If the British voters choose to leave the EU on the 23rd of June big changes will take place, both in a large perspective and in a more direct way. What would be the consequences for Sweden? Erik Lagerlöf, who is a senior associate at Vinge with a particular interest in EU and international law, explains some of the issues involved.
Erik Lagerlöf: "One may assume that Sweden will be one of the Member States affected the most in the event of a British exit from the EU, partly because of the potential loss of the most prominent non-Eurozone Member State and partly because of the strong cultural links, demonstrated in various ways and at different levels, with the UK."
Erik Lagerlöf: "Although the immediate aftermath of a decision to leave the EU is predictable insofar as the Lisbon Treaty contains provisions on exit, the process surrounding a potential exit is to some extent uncertain. Negotiations concerning on what terms the UK would withdraw from the Union would not start until the UK notifies its intent to withdraw to the EU. This means that the process does not start on 24 June, even if the British voters would vote to leave on 23 June."
Erik Lagerlöf: "There is a time limit of two years after a notification to leave for the withdrawal negotiations. This time limit can be extended, but only if the UK and the remaining 27 Member States agree to do so. In any event, a speedy exit procedure, where a new agreement and relationship with the EU must be agreed upon, is unlikely. Considering the complexity of the matter, it is probable that the predicted period of two years would not be sufficient."
Erik Lagerlöf: "During the necessary period for negotiating, signing and ratifying a withdrawal treaty between the UK and the EU, the UK would remain a Member State of the EU and EU rules would continue to apply also to the UK."
Erik Lagerlöf: "What the likely options for a relationship between the UK and the EU are, that is on what basis Sweden would trade with the UK, is to a large extent uncertain. There are currently no realistic proposals concerning what kind of an agreement that would regulate the relationship between the UK and the EU if the British decide to leave. It is therefore difficult to predict what might follow in the aftermath of a British withdrawal."

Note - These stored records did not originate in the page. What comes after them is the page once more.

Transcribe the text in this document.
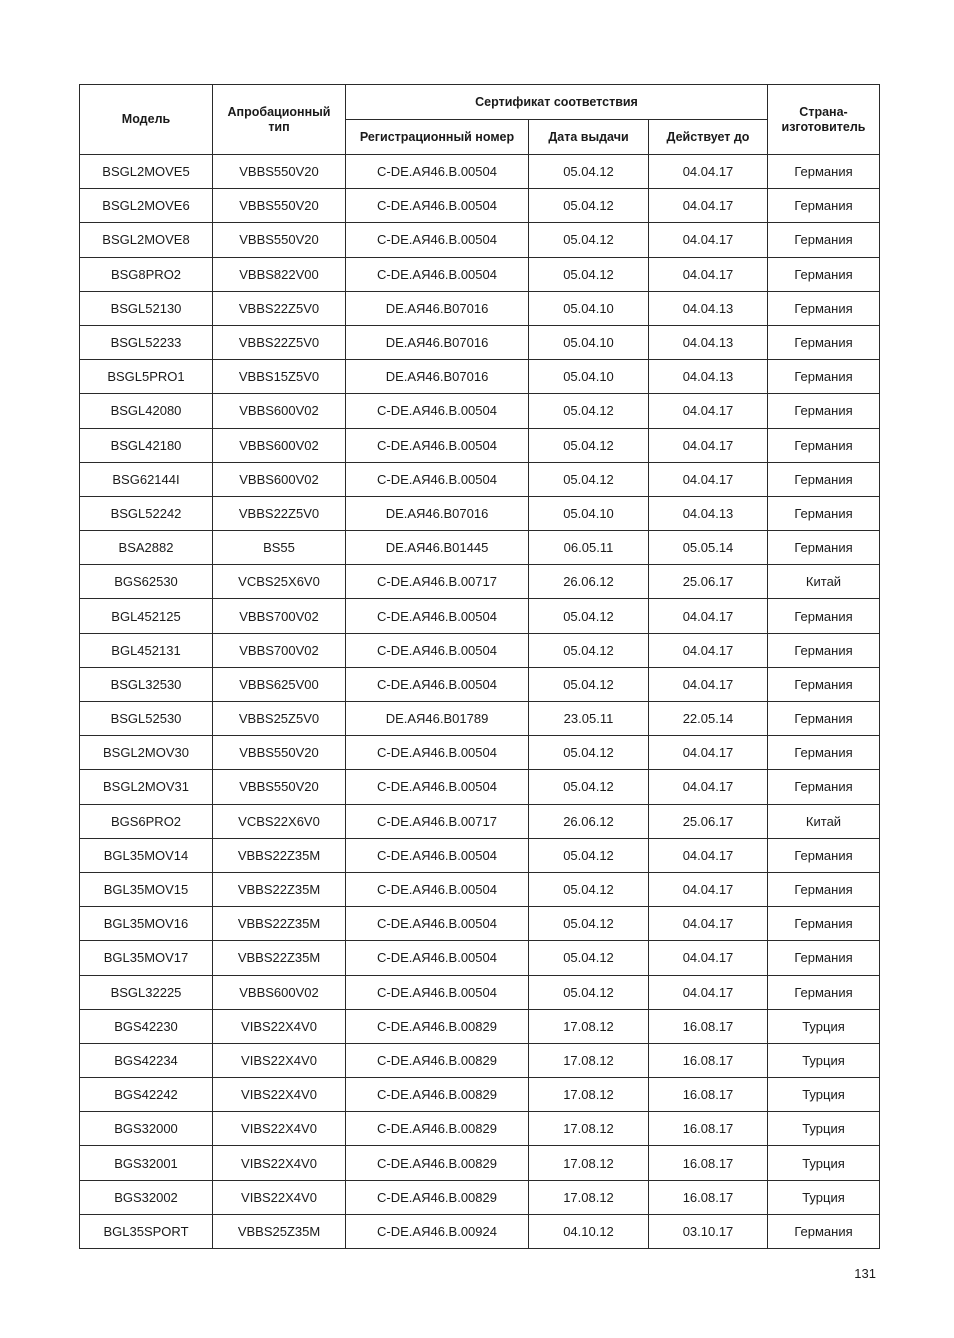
Модель	Апробационный тип	Сертификат соответствия			Страна-изготовитель
		Регистрационный номер	Дата выдачи	Действует до	
BSGL2MOVE5	VBBS550V20	C-DE.АЯ46.В.00504	05.04.12	04.04.17	Германия
BSGL2MOVE6	VBBS550V20	C-DE.АЯ46.В.00504	05.04.12	04.04.17	Германия
BSGL2MOVE8	VBBS550V20	C-DE.АЯ46.В.00504	05.04.12	04.04.17	Германия
BSG8PRO2	VBBS822V00	C-DE.АЯ46.В.00504	05.04.12	04.04.17	Германия
BSGL52130	VBBS22Z5V0	DE.АЯ46.В07016	05.04.10	04.04.13	Германия
BSGL52233	VBBS22Z5V0	DE.АЯ46.В07016	05.04.10	04.04.13	Германия
BSGL5PRO1	VBBS15Z5V0	DE.АЯ46.В07016	05.04.10	04.04.13	Германия
BSGL42080	VBBS600V02	C-DE.АЯ46.В.00504	05.04.12	04.04.17	Германия
BSGL42180	VBBS600V02	C-DE.АЯ46.В.00504	05.04.12	04.04.17	Германия
BSG62144I	VBBS600V02	C-DE.АЯ46.В.00504	05.04.12	04.04.17	Германия
BSGL52242	VBBS22Z5V0	DE.АЯ46.В07016	05.04.10	04.04.13	Германия
BSA2882	BS55	DE.АЯ46.В01445	06.05.11	05.05.14	Германия
BGS62530	VCBS25X6V0	C-DE.АЯ46.В.00717	26.06.12	25.06.17	Китай
BGL452125	VBBS700V02	C-DE.АЯ46.В.00504	05.04.12	04.04.17	Германия
BGL452131	VBBS700V02	C-DE.АЯ46.В.00504	05.04.12	04.04.17	Германия
BSGL32530	VBBS625V00	C-DE.АЯ46.В.00504	05.04.12	04.04.17	Германия
BSGL52530	VBBS25Z5V0	DE.АЯ46.В01789	23.05.11	22.05.14	Германия
BSGL2MOV30	VBBS550V20	C-DE.АЯ46.В.00504	05.04.12	04.04.17	Германия
BSGL2MOV31	VBBS550V20	C-DE.АЯ46.В.00504	05.04.12	04.04.17	Германия
BGS6PRO2	VCBS22X6V0	C-DE.АЯ46.В.00717	26.06.12	25.06.17	Китай
BGL35MOV14	VBBS22Z35M	C-DE.АЯ46.В.00504	05.04.12	04.04.17	Германия
BGL35MOV15	VBBS22Z35M	C-DE.АЯ46.В.00504	05.04.12	04.04.17	Германия
BGL35MOV16	VBBS22Z35M	C-DE.АЯ46.В.00504	05.04.12	04.04.17	Германия
BGL35MOV17	VBBS22Z35M	C-DE.АЯ46.В.00504	05.04.12	04.04.17	Германия
BSGL32225	VBBS600V02	C-DE.АЯ46.В.00504	05.04.12	04.04.17	Германия
BGS42230	VIBS22X4V0	C-DE.АЯ46.В.00829	17.08.12	16.08.17	Турция
BGS42234	VIBS22X4V0	C-DE.АЯ46.В.00829	17.08.12	16.08.17	Турция
BGS42242	VIBS22X4V0	C-DE.АЯ46.В.00829	17.08.12	16.08.17	Турция
BGS32000	VIBS22X4V0	C-DE.АЯ46.В.00829	17.08.12	16.08.17	Турция
BGS32001	VIBS22X4V0	C-DE.АЯ46.В.00829	17.08.12	16.08.17	Турция
BGS32002	VIBS22X4V0	C-DE.АЯ46.В.00829	17.08.12	16.08.17	Турция
BGL35SPORT	VBBS25Z35M	C-DE.АЯ46.В.00924	04.10.12	03.10.17	Германия
131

Erik Lagerlöf: "A decision to leave has the potential to have great consequences for a Swedish company with any interest in the UK or otherwise engaged in a relationship with a UK based company. All areas where EU law is relevant, which means most areas that are relevant for businesses, would be affected. For example, this means that a withdrawal would have an effect on rules concerning intellectual property (what to do with trademarks?), public procurement, competition law, state aids, consumer protection, discrimination law, regulatory law within telecommunication, pharmaceuticals and the banking industry, direct and indirect taxation (VAT) and so forth."
Erik Lagerlöf: "A decision to stay within the EU would also affect the future cooperation within the Union. The agreement concluded by all EU Member States in February this year, concerning the British ambitions to push for a change within certain areas in the European Union, is significant. In particular, the agreement concerning economic governance, that is how to protect the rights of the non-euro EU Member States , and the focus on a more effective, less bureaucratic and more competitive EU should be emphasised. These changes are likely to be positive for Swedish companies."
Erik Lagerlöf: "Swedish companies ought to be aware of and take into account the new rules that would come into force if the UK stays in the EU. The mentioned changes to the economic governance of the EU and the protection of non-euro Member States could have some impact on trade with certain financial instruments for example. A decision to remain within the EU would also spark important reforms with a view to a more competitive Union and Swedish companies ought to make their voices heard in order to have their say on what changes they would like to see. What EU rules ought to change and what can be developed further? Swedish companies have an important role to play in these matters."
Erik Lagerlöf was one of the speakers at the seminar After the Referendum, arranged by Vinge and the British-Swedish chamber of commerce, on Grand Hotel in Stockholm the 17th of May.